Risk Factors for Nonadherence to Antihypertensive Treatment

MedicalResearch.com Interview with:

Dr. Gupta Pankaj

Dr.Gupta

Dr. Gupta Pankaj
Consultant Metabolic Physician/Chemical Pathologist

Dr. Patel Prashanth - Consultant Metabolic Physician/Chemical Pathologis

Dr. Patel

Dr. Patel Prashanth – Consultant Metabolic Physician/Chemical Pathologist

Department of Metabolic Medicine and Chemical Pathology
University Hospitals of Leicester NHS Trust, UK

 

MedicalResearch.com: What is the background for this study? What are the main findings?

Response: Non-adherence or patients not taking their medications as prescribed is known since the time of Hippocrates. It is the key reason why blood pressure is well controlled in only around 50% of patients with hypertension, despite the availability of good medicines. Non-adherence leads to poorer cardiovascular outcomes and is thought to cost $100 billion to the US health economy. A crucial reason for the lack of progress in improving adherence has been the previous lack of a clinically useful objective measure.

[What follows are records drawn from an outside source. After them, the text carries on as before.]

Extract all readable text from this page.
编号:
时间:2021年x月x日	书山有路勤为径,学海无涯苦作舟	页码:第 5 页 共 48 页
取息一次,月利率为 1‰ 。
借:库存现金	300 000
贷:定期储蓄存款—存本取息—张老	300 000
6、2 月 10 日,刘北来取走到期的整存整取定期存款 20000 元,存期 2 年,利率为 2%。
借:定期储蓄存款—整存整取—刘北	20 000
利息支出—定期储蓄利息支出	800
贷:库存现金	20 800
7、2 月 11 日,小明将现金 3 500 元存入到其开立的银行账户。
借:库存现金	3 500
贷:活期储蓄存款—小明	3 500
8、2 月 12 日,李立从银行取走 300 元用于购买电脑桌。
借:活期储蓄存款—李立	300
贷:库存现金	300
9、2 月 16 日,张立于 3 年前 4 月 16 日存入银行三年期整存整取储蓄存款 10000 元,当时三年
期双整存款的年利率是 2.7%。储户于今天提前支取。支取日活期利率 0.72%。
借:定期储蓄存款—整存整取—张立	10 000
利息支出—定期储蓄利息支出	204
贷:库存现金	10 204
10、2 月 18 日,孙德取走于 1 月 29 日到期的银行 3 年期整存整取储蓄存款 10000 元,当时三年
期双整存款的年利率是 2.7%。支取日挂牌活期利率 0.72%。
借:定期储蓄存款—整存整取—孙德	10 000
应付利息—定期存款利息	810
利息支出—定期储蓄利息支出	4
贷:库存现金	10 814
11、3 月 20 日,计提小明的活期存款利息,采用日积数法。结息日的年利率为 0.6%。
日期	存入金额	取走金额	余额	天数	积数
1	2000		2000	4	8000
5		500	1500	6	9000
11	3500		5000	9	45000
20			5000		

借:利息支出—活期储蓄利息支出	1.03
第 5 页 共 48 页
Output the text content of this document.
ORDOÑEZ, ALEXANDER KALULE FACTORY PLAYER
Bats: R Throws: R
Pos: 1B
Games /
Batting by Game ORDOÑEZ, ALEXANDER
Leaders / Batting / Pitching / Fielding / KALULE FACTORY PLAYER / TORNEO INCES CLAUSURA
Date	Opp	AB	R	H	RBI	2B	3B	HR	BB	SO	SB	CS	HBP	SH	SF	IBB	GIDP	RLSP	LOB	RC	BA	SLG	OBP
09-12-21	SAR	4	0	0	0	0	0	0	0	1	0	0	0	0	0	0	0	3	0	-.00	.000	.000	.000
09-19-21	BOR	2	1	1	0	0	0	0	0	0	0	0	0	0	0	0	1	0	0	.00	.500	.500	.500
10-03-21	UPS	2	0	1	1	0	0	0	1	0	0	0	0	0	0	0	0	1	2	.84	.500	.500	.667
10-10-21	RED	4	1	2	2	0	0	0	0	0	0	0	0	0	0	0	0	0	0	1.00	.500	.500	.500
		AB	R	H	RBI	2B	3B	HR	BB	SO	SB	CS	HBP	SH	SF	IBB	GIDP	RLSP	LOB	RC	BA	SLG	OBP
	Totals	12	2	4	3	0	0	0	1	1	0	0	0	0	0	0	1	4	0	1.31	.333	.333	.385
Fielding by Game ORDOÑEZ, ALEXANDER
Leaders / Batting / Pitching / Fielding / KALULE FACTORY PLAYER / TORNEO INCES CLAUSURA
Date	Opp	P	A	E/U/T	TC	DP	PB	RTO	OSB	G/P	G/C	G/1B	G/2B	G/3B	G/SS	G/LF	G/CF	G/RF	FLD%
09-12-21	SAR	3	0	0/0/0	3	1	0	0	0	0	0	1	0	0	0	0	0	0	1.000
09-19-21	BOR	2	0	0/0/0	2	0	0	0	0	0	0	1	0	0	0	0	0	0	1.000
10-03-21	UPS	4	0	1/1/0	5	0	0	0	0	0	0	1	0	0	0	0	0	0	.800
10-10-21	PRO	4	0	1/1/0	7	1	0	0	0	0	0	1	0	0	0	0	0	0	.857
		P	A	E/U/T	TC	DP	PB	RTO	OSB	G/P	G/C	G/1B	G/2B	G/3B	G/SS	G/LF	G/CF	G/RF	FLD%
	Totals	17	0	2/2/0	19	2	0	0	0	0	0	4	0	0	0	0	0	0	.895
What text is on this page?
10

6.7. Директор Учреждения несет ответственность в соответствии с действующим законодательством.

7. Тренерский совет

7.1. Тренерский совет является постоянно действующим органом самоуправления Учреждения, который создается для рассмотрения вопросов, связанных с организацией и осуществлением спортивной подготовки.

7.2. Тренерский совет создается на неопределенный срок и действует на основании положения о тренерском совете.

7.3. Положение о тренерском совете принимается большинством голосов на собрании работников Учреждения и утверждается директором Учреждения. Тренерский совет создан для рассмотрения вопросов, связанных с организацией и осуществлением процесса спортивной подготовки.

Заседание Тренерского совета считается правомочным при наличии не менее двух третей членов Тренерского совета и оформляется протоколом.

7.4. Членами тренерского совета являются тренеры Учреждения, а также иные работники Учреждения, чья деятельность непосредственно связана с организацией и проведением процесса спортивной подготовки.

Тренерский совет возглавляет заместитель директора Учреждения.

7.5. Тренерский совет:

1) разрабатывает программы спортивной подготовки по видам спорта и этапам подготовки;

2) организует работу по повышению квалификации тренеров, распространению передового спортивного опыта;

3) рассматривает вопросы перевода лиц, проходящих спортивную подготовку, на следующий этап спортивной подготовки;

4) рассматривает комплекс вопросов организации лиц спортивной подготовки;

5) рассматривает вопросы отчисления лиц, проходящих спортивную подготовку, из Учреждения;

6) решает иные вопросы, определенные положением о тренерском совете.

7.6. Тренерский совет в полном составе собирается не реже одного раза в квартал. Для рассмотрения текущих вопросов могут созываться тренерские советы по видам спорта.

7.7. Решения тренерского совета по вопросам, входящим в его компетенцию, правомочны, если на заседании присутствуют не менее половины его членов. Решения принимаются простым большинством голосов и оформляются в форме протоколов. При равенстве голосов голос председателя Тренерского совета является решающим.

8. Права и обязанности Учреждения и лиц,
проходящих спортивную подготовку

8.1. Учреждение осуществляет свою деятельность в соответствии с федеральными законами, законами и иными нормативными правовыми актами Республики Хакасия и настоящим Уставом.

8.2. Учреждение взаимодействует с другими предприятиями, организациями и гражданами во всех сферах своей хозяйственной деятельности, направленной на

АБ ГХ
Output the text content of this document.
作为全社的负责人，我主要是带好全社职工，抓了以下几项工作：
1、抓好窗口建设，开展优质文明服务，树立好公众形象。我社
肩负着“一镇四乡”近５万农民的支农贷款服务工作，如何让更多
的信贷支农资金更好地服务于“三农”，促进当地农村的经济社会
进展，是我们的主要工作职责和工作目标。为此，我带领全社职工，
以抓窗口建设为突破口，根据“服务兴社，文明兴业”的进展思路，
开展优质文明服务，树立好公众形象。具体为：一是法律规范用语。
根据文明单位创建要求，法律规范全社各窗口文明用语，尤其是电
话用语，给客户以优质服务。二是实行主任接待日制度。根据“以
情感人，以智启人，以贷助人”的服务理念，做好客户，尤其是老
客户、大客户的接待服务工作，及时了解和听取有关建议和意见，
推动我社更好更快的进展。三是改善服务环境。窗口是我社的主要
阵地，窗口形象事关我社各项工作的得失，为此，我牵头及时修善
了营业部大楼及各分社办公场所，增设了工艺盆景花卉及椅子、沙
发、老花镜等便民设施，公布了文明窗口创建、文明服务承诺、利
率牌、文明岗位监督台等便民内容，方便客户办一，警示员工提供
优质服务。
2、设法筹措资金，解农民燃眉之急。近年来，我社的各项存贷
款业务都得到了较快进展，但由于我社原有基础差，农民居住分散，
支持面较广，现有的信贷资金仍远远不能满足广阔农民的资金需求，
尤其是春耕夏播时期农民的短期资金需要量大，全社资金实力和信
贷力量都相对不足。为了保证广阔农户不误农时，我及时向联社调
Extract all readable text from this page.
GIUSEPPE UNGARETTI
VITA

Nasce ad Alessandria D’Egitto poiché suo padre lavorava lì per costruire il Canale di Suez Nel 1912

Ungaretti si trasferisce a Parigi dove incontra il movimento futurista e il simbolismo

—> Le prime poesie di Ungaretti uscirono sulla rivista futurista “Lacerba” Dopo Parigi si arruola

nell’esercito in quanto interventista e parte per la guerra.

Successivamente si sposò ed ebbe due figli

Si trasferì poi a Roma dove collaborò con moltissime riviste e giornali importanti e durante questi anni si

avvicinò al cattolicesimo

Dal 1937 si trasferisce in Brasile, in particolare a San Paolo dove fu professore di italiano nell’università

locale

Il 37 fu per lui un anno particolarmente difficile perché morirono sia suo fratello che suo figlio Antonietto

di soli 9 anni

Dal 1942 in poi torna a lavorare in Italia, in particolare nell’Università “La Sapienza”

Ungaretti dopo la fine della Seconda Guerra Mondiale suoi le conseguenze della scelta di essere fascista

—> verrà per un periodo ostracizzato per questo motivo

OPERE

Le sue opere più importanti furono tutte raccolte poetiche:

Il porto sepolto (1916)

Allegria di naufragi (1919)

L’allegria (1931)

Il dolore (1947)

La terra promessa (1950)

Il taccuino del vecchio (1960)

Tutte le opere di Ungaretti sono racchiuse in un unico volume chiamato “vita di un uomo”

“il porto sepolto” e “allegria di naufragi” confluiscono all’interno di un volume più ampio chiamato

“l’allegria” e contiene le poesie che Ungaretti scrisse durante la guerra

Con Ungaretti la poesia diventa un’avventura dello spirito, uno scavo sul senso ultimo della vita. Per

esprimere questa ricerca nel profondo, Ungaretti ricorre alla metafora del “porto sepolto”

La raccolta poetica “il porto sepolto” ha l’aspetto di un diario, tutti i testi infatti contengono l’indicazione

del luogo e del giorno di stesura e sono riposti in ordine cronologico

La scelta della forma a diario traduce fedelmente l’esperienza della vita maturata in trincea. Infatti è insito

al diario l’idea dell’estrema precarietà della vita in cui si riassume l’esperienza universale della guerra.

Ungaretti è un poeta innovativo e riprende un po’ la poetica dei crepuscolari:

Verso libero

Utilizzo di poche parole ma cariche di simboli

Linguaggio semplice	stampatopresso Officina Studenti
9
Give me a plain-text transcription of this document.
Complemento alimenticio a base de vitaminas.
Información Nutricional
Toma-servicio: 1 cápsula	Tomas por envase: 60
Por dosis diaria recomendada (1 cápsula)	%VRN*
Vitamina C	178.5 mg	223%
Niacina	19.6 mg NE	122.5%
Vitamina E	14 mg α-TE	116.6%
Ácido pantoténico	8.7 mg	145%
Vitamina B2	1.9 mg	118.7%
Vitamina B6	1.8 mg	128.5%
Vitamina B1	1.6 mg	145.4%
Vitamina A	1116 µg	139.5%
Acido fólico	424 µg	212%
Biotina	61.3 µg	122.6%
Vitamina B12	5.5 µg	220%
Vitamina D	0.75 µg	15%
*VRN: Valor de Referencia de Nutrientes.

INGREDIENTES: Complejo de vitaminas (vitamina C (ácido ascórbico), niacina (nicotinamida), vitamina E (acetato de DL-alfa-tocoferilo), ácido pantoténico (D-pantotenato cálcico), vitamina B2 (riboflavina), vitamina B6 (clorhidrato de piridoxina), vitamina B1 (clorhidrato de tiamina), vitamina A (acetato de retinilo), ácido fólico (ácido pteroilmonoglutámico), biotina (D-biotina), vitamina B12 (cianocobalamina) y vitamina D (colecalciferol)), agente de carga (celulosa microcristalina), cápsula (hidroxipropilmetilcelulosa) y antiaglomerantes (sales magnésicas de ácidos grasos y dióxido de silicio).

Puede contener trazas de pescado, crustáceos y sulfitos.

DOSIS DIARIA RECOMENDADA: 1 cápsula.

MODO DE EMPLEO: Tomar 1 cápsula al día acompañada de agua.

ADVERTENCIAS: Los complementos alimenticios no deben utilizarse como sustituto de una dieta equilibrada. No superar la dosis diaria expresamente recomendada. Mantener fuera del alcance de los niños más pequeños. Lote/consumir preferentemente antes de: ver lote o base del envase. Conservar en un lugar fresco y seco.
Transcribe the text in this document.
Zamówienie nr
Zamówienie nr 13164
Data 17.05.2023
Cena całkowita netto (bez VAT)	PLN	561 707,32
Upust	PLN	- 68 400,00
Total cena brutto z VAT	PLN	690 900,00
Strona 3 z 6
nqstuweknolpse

We and others have developed a robust and reliable biochemical screening method to assess for non- adherence to antihypertensive medications in urine or blood using a technique called liquid chromatography-tandem mass spectrometry.  We have previously reported a single centre study that demonstrated high rates of non-adherence in patients attending a hypertension clinic.

Since, then we have set up a National Centre for Adherence Testing (NCAT, ncat@uhl-tr.nhs.uk) in the Department of Metabolic Medicine and Chemical Pathology, University Hospitals of Leicester NHS Trust (UHL) and receive samples from around 25 hypertension clinics across UK. This study analysed data from~1400 patients consisting of samples received in UHL and also from a cohort of patients in the Czech Republic.